La Cour s’est divisée en cinq parties. La juge Amy Coney Barrett – un membre fiable de la clique conservatrice de la Cour – a exprimé son désaccord et a observé :
« Compte tenu du nombre d’entreprises concernées et des délais d’examen, l’injonction de la Cour laisse de larges pans d’États situés en amont libres de continuer à contribuer de manière significative aux problèmes d’ozone de leurs voisins situés en aval, et ce pour les années à venir… »
Une demande de suspension a été accordée, dans l’attente d’une décision finale sur le fond de l’affaire. De manière significative, la juge Barrett a noté que l’affaire Ohio v. EPA est « riche en faits et très technique » et – quelque peu en contradiction avec l’opinion majoritaire à laquelle elle s’est ralliée dans l’affaire Loper Bright Enterprises v. Raimondo – que la Cour « devrait procéder avec d’autant plus de prudence dans des affaires comme celle-ci qui comportent des dossiers techniques volumineux et des questions juridiques épineuses ».
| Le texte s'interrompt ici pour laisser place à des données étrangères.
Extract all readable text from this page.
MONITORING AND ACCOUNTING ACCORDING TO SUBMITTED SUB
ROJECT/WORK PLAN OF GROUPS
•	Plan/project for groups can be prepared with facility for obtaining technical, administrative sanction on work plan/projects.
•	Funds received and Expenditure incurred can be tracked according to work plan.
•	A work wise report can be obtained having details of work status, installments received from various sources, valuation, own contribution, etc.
En effet, dans l’affaire Ohio v. EPA, la Cour a donné un avant-goût des difficultés auxquelles les tribunaux seront confrontés après l ‘arrêt Chevron lorsqu’ils seront confrontés à des questions techniques qu’il vaut mieux laisser aux experts de l’agence. Le juge Neil Gorsuch, auteur de l’avis majoritaire, a démontré que les juges ne sont pas les mieux placés pour trancher des questions non juridiques hautement techniques : il était manifestement confus quant au polluant en question. L’avis initial mentionnait cinq fois l’« oxyde nitreux » (gaz hilarant) au lieu de l’« oxyde d’azote », un polluant atmosphérique que la politique de l’EPA visait à réduire. Après que l’erreur se soit répandue sur les médias sociaux, la Cour a publié un avis corrigé.
L’avenir des réglementations environnementales américaines est incertain
Les décisions Loper Bright Enterprises v. Raimondo et SEC v. Jarkesy signifient que les agences fédérales ne bénéficieront pas de déférence dans l’interprétation de leur loi d’habilitation et qu’elles n’auront plus la possibilité de faire appliquer ces réglementations devant des juges de droit administratif. Après l’affaire Corner Post v. Federal Reserve, on ne sait pas quand – ou si – les réglementations des agences seront à l’abri d’éventuelles contestations judiciaires. Enfin, dans l’affaire Ohio v. EPA, la Cour suprême a limité la capacité de l’EPA à réglementer la pollution de l’air à l’échelle nationale.
Ces récentes décisions de la Cour suprême représentent un changement radical dans le paysage réglementaire et constituent une menace particulière pour le régime de protection de l’environnement du gouvernement fédéral. En limitant le pouvoir des agences fédérales et en prolongeant le délai de prescription pour contester les actions des agences, ces décisions introduisent une incertitude importante et pourraient permettre de revenir sur des réglementations environnementales déjà en vigueur. L’impact total de ces décisions se fera sentir avec le temps, mais leur effet immédiat est un affaiblissement substantiel du pouvoir réglementaire fédéral et une série de nouveaux outils pour ceux qui cherchent à contester la réglementation fédérale.